IMFAR 2011: Onset Patterns in Autism: Correspondence Between Home Video and Parent Report

Any omissions or errors are my own contributions. -SR

S. Ozonoff, UC Davis MIND Institute

Abstract: http://imfar.confex.com/imfar/2011/webprogram/Paper7878.html

The study was a collaborative effort between UC Davis’s MIND Institute and the University of Colorado.

We usually think of autism onset in terms of two categories:

  1. Autism symptoms that appear early in life, before 1st birthday, or
  2. A child who loses previously acquired skills after the first birthday

Ozonoff’s study used home videos that were coded using objective methods to see when symptoms were first apparent, and how they unfolded over time.

The study looked at two questions:

  1. Are two categories sufficient to describe onset?
  2. How do home video and parent reports correspond?

For the home video method, parents gave the researchers all home video in which child appeared, from age 6 months through the second birthday.

The researchers focused on four social/communication behaviors:

  1. Eye contact
  2. Social smiles
  3. Joint attention
  4. Language

In some cases, parent reports showed good concordance with videos regarding language loss, but much more moderate concordance with social loss. In other cases, kids didn’t regress — they just weren’t making expected gains.

The reachers actually saw three primary onset trajectory models, not two:

  1. Early onset
  2. Regressive
  3. Plateau — typical levels of social communication level off at 6 months, with no progress over time

The team used a statistical method to show how many trajectories there were, and what their shapes were.

When the statistics were reviewed, two categories appeared insufficient for describing autism onset. Three might be insufficient as well.

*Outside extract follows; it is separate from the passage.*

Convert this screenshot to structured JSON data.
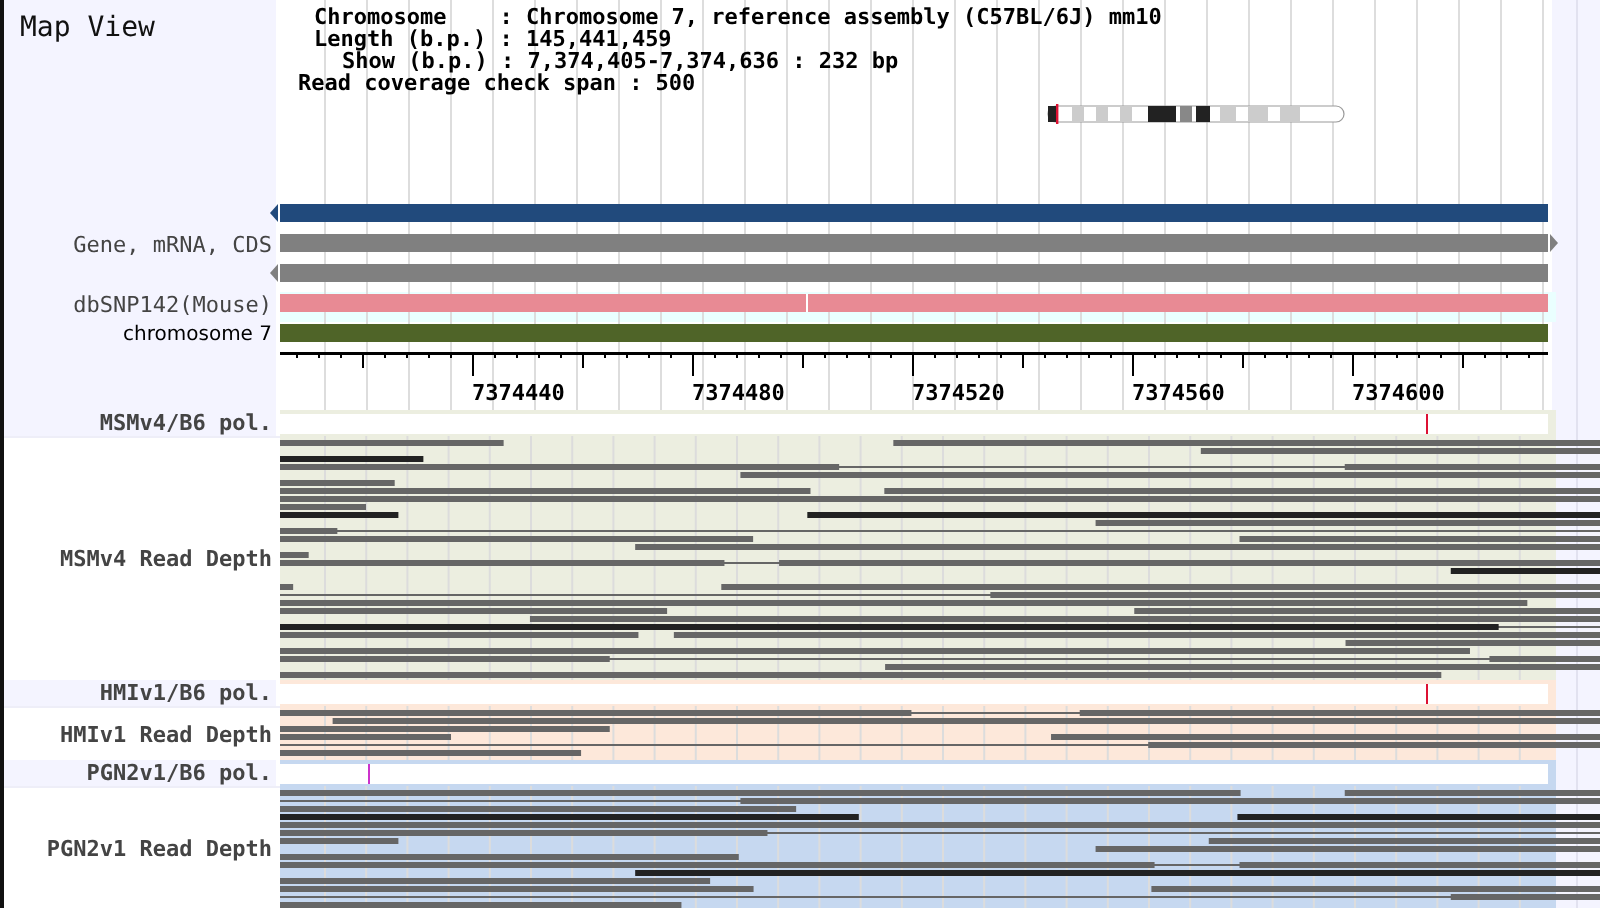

Parent reports were very different than video evidence, statistically. Parents were good observers and reporters of their children’s current behavior, but poor reporters of kids’ behaviors in past compared to present behaviors.

Resulting questions:

  1.  Can we improve parent reporting?
  2. Can we come up with other ways to report onset?

We need to make sure we are putting kids into the right group!

SR disclosure: My family participated in MIND Institute studies on autism and regression that included supplying home videos.